We talked of stars and constellations and beauty and joy. My dad never camped outside with me. I don't think he understood why I'd want to. Even worse, I think he once used to know why, a long time ago, and lost it to the soul-wrecking power of work and time and adulthood and hey, the
real-world, where you gotta watch your own back, screw everyone else!
My greatest fear is following in his footsteps.
Now, Dad has grown sullen and withdrawn; the victim of bad luck and a terribly ugly, five-year-long saga of a betrayed business partnership. I wonder if he has
PTSD. I don't want him to. He doesn't talk much anymore.
Drinks far too much. Sometimes I can see that glimmer of joy that I knew he used to have....but that's just it. Glimmers.

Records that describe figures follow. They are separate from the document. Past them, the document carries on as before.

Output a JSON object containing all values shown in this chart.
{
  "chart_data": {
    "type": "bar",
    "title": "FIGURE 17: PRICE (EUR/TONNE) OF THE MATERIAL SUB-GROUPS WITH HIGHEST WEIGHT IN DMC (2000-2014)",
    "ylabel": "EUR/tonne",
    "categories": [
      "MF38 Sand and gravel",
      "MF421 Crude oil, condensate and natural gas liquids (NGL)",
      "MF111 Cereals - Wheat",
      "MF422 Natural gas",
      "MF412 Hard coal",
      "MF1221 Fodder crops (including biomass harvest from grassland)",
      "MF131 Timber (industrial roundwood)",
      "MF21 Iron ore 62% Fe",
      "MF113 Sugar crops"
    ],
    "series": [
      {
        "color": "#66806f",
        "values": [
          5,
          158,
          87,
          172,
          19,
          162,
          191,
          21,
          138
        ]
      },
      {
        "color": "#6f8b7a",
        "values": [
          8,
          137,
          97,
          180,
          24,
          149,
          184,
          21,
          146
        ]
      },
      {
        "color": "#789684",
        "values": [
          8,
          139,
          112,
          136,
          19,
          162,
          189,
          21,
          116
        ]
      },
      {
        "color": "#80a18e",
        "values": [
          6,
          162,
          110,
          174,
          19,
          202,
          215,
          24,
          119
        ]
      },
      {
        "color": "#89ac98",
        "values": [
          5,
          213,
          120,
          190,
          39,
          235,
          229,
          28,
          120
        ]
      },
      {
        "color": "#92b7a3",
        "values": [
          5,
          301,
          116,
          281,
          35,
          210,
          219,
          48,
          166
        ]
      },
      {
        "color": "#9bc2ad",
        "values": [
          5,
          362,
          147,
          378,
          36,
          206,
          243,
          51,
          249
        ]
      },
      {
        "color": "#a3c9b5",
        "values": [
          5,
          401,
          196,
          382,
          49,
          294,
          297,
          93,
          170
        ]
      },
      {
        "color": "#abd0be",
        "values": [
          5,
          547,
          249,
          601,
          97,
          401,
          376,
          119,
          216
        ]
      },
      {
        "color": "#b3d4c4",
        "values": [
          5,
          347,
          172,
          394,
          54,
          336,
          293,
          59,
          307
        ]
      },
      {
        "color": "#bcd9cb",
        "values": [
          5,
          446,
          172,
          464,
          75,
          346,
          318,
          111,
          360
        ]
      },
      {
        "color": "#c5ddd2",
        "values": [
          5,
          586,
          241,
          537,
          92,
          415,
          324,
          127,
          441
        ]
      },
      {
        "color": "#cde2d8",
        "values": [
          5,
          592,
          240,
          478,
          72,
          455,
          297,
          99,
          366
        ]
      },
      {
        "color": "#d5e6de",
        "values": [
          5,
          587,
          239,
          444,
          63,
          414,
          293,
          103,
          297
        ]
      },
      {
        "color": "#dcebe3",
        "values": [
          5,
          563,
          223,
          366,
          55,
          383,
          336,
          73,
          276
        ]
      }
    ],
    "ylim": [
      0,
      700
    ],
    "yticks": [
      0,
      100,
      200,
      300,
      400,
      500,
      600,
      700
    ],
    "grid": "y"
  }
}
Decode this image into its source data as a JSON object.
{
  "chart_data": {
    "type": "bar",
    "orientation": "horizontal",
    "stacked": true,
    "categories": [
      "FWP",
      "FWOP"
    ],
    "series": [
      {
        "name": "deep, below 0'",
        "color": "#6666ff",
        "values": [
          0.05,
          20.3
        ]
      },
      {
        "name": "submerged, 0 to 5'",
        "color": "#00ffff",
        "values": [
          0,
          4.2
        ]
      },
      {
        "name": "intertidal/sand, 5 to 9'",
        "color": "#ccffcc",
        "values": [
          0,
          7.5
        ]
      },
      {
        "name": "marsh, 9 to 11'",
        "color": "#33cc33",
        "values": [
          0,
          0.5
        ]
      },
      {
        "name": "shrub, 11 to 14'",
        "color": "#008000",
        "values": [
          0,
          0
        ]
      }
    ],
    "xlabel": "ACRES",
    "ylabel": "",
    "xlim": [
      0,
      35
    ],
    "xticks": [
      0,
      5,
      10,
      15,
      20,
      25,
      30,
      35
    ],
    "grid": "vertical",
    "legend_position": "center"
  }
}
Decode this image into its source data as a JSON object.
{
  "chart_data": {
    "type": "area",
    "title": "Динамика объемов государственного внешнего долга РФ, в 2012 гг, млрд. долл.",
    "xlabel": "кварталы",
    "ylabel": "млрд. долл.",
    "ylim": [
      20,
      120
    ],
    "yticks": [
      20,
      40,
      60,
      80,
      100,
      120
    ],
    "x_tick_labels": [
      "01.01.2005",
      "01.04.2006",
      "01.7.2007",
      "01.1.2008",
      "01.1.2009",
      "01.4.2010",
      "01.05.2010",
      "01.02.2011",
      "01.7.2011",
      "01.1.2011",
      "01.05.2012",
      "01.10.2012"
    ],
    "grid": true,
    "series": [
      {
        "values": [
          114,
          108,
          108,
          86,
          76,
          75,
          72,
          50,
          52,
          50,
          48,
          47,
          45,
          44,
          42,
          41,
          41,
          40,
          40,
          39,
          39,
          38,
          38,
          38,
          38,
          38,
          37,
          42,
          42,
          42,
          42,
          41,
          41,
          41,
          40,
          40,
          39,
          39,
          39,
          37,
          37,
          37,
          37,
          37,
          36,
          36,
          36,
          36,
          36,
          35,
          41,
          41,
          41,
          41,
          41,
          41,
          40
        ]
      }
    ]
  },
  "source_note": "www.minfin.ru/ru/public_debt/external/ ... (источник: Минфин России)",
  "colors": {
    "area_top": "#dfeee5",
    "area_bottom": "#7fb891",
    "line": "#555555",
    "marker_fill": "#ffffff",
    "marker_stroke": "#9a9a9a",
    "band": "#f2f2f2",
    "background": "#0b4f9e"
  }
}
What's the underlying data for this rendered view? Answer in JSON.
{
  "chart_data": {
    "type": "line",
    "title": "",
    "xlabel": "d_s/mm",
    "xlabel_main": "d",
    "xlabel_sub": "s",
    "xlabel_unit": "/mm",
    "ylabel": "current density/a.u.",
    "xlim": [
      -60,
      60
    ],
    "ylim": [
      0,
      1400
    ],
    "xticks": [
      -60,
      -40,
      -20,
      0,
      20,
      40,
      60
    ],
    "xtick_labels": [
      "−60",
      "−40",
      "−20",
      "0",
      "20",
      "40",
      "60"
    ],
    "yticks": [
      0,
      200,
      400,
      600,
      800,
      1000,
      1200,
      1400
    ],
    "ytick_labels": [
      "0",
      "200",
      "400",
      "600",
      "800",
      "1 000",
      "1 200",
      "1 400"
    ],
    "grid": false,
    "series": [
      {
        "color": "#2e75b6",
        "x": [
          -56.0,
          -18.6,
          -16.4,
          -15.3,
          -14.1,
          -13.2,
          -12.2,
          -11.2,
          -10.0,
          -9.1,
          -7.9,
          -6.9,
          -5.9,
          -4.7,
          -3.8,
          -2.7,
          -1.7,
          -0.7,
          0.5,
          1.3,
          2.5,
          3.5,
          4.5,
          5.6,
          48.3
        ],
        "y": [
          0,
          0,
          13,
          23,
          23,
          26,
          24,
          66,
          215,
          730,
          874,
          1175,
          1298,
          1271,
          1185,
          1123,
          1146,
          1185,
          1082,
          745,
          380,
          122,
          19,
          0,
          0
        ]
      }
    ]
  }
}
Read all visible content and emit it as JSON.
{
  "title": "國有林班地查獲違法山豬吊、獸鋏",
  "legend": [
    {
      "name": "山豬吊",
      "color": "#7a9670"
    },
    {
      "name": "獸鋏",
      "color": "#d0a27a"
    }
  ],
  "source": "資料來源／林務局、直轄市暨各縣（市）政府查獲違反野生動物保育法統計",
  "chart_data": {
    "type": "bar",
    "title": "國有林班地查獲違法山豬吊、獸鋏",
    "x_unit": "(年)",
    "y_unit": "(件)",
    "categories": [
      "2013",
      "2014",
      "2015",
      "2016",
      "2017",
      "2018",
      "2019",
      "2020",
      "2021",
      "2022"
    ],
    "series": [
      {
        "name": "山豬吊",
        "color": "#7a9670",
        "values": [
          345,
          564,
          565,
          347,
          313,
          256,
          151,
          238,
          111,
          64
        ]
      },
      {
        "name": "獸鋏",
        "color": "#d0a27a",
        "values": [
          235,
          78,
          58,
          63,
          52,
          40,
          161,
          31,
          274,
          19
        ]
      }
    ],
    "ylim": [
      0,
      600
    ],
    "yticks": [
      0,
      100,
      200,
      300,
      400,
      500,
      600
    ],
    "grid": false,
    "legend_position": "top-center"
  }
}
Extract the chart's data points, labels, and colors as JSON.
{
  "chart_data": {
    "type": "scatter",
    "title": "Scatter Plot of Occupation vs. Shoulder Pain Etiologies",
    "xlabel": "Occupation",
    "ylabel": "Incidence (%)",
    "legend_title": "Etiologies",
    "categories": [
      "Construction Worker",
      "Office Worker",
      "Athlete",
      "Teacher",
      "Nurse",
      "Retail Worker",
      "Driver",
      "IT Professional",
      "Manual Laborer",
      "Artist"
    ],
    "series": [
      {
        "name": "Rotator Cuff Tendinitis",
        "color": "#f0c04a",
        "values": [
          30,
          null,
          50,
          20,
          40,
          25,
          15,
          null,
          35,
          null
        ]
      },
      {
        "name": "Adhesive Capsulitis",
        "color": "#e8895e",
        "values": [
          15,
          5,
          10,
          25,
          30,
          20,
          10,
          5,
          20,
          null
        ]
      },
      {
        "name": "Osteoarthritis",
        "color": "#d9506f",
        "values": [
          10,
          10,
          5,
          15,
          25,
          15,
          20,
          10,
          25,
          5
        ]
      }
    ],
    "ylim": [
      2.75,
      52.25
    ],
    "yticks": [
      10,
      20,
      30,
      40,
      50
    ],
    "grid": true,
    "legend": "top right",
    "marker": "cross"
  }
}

My grandfather has slowed down in his old age. He repeats things; forgets, tells the same stories over and over again. I have a dark, dark suspicion that he has
Alzheimer's. I don't want to think about that possibility. I don't call him enough, don't return his calls all the time. Too ack school busy busy busy gotta throw trivial things like
relationships and
family out the window for IMPORTANT things like getting an A instead of an A- on that
chemistry quiz. Or getting a top score in
Radiant Silvergun. Priorities, of course.
I think the saddest day of my life was when I realized I was answering my Poppop's questions for him now, and not the other way around.